Terence McKenna’s Timewave Zero theory proposed that time behaves less like a straight road and more like a fractal spiral: patterns repeat, but each return comes with greater intensity. History, in his view, doesn’t progress politely – it accelerates toward rupture. His psychedelic cosmology treated culture as a kind of operating system, one that can glitch, loop, or crash.
Groševs’ paintings wave back to those early twentieth-century attempts to invent spiritual grammars through distortion, chromatic excess, and rhythmic patterning. If abstraction once promised transcendence through formal coherence, Groševs stages coherence tipping into apophenia: the compulsion to perceive structure where there might be none. Metaphysical longing here encounters a feedback condition in which pattern risks sliding into paranoia or hallucination – yet still insists on the possibility of vision.

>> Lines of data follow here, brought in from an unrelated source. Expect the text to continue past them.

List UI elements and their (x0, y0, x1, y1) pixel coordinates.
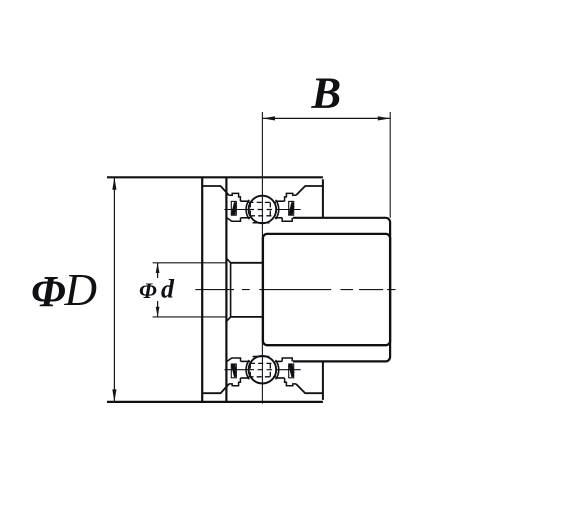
raceway arc left (246, 200, 249, 219)
shield hatch strip left (231, 201, 236, 215)
bore chamfer diagonal top (226, 258, 230, 263)
seal groove contour top-left (229, 193, 240, 201)
outer ring face relief bottom-left (202, 384, 229, 393)
top ball assembly (224, 193, 300, 223)
extension line B right (389, 112, 391, 218)
seal groove contour top-right (285, 193, 296, 201)
raceway arc right (276, 200, 279, 219)
bore chamfer diagonal bottom (226, 317, 230, 322)
seal groove contour bottom-left (226, 218, 240, 222)
svg-text:D: D (64, 265, 98, 315)
svg-text:Φ: Φ (31, 267, 66, 316)
extension line B left (ball centerline vertical) (261, 112, 263, 404)
dimension B line with arrows (263, 117, 391, 119)
outer ring right face top (322, 179, 324, 218)
land line bottom-left (241, 217, 251, 219)
dimension PhiD line with arrows (113, 177, 115, 402)
inner ring extension sleeve (293, 218, 390, 362)
outer ring OD bottom line (with PhiD extension) (107, 401, 323, 403)
land line top-right (276, 200, 285, 202)
ball circle (249, 196, 277, 224)
outer ring face relief top-left (202, 186, 229, 195)
outer ring face relief bottom-right (296, 384, 323, 393)
outer ring left face (201, 177, 203, 402)
outer ring right face bottom (322, 361, 324, 400)
svg-text:B: B (311, 68, 342, 118)
shaft collar rounded rectangle (263, 234, 390, 345)
svg-text:d: d (161, 275, 175, 304)
ball horizontal centerline (224, 209, 248, 211)
bore bottom line (231, 316, 263, 318)
dimension Phid line with arrows (157, 263, 159, 278)
land line bottom-right (275, 217, 282, 219)
cage solid edge (253, 222, 270, 224)
outer ring OD top line (with PhiD extension) (107, 176, 323, 178)
seal groove contour bottom-right (282, 218, 292, 221)
cage hidden dashed lines (249, 201, 277, 203)
land line top-left (240, 200, 249, 202)
outer ring face relief top-right (296, 186, 323, 195)
bore chamfer vertical (230, 263, 232, 317)
bottom ball assembly (mirror) (224, 356, 300, 386)
bore top line (231, 262, 263, 264)
svg-text:Φ: Φ (139, 278, 157, 303)
extension lines Phid (153, 262, 227, 264)
axis centerline (195, 289, 395, 291)
shield hatch strip right (289, 201, 294, 215)
inner ring left face (225, 177, 227, 402)
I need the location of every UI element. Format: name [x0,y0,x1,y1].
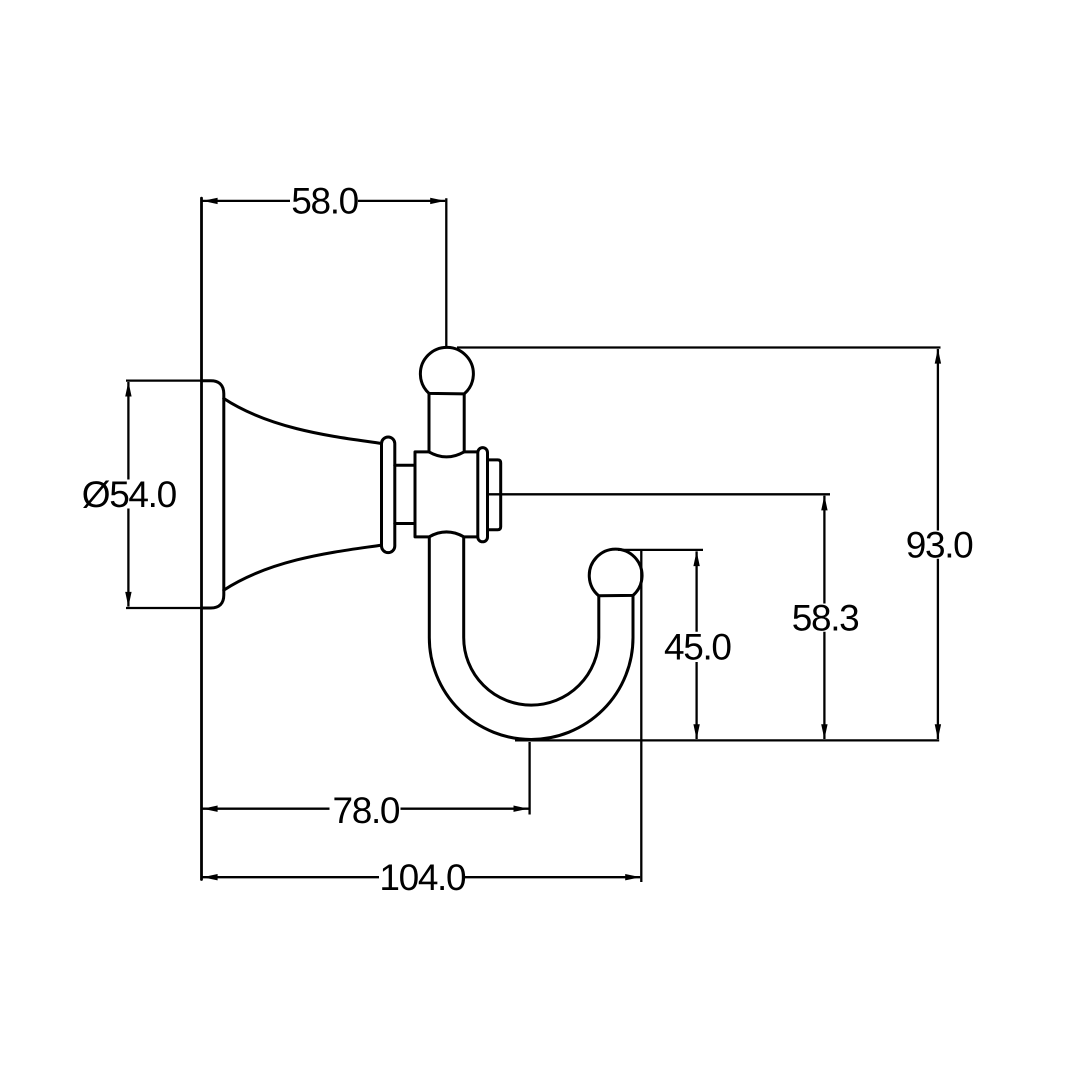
dim O54 extension lines [126,381,211,608]
dim 58.3 extension [488,493,831,495]
body block [415,452,478,537]
svg-text:58.0: 58.0 [291,181,358,222]
neck top line [395,464,415,467]
bell bottom profile [224,545,382,590]
post below top ball [429,393,464,452]
top ball [420,347,473,394]
dim 58.0 arrows [203,198,446,204]
dim 93.0 extension top [457,346,941,348]
flange plate [202,381,224,608]
end cap right [488,460,501,530]
dim 58.0 line [203,200,446,202]
dim 104.0 arrows [203,874,641,880]
dim O54 line [127,382,129,607]
dim 78.0 line [203,808,529,810]
hook end ball [589,549,642,596]
svg-text:45.0: 45.0 [664,627,731,668]
collar ring left [382,437,395,553]
neck bottom line [395,522,415,525]
dim 104.0 line [203,876,641,878]
hook tube outline [429,537,633,740]
dim 45.0 extension [618,549,703,551]
dim 104.0 extension right [640,550,642,882]
dim 93.0 line [937,349,939,739]
dim 45.0 line [695,551,697,739]
dim 78.0 arrows [203,806,529,812]
dim 78.0 extension right [528,742,530,815]
bell top profile [224,399,382,444]
svg-text:58.3: 58.3 [792,597,859,638]
svg-text:104.0: 104.0 [379,857,466,898]
dim 58.3 line [823,496,825,739]
baseline extension bottom [515,739,939,741]
collar ring right [478,448,488,542]
dim 45.0 arrows [693,551,699,739]
dim 58.0 extension right [445,198,447,348]
dim 58.3 arrows [821,495,827,739]
svg-text:78.0: 78.0 [332,790,399,831]
svg-text:93.0: 93.0 [906,524,973,565]
dim O54 arrows [125,382,131,607]
svg-text:Ø54.0: Ø54.0 [82,474,177,515]
dim 93.0 arrows [935,349,941,740]
wall line [200,198,203,879]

Figures emerge mask-like, their smiles hovering between playful and sinister. Color operates affectively rather than descriptively; surfaces pulse in saturated reds and pinks that collapse depth into the atmosphere. The works oscillate between sincere and unsettling. A smile should signal warmth, but when it doesn’t correspond to context, or appears detached from emotion, it becomes eerie.
Many of the drawings Groševs first created sitting in the bars, cafes, together with friends amid conversation, allowing the hand to move ahead of the mind. The procedure nods to automatism but also operates as a tactical refusal of overcoding. Form precedes language; the image arrives before interpretation can stabilize it. This reminds how, as a teenager, sound artist and theorist Brandon LaBelle wrote to William S. Burroughs and received a postcard in reply bearing a single sentence – “Words are your enemy.”
The sound installation No Input Just Output encompassing the space is an acoustic feedback loop that occurs when a system begins to hear itself and amplifies that signal until distortion replaces clarity. In Feedback, Groševs stages a cultural equivalent.
Kaspars Groševs (1983) is an artist, musician and curator based in Riga. In 2014 he co-founded 427 gallery – an open and experimental art space interested in connecting communities, daring ideas, confabulations, and adventurous art practices. Working with experimental electronic music since the late 1990s, Grošev’s exhibitions often feature sound as an extension to visual methods, in which the practice of painting also plays an important role.
He has exhibited at Cēsis Contemporary Art Centre, the National Art Museum in Riga, Editorial in Vilnius, darkZone in New Jersey, No Moon and Art in General in New York, Futura in Prague, BOZAR in Brussels, Shanaynay in Paris, SIC in Helsinki, Kim? Contemporary Art Centre in Riga.
Groševs has curated a variety of exhibitions at the City Surfer Office in Prague (2022), Skulptur Institut in Vienna (2022), Kim? Contemporary Art Centre in Riga (2020, 2019, 2015), P////AKT in Amsterdam (2020), Polansky Gallery in Brno (2019), and several off-spaces in Riga. He has been working at Radio NABA since 2003 and has co-run the cassette label No Sex Just Talk since 2017. Two-time finalist of the Purvītis Award (2021, 2023).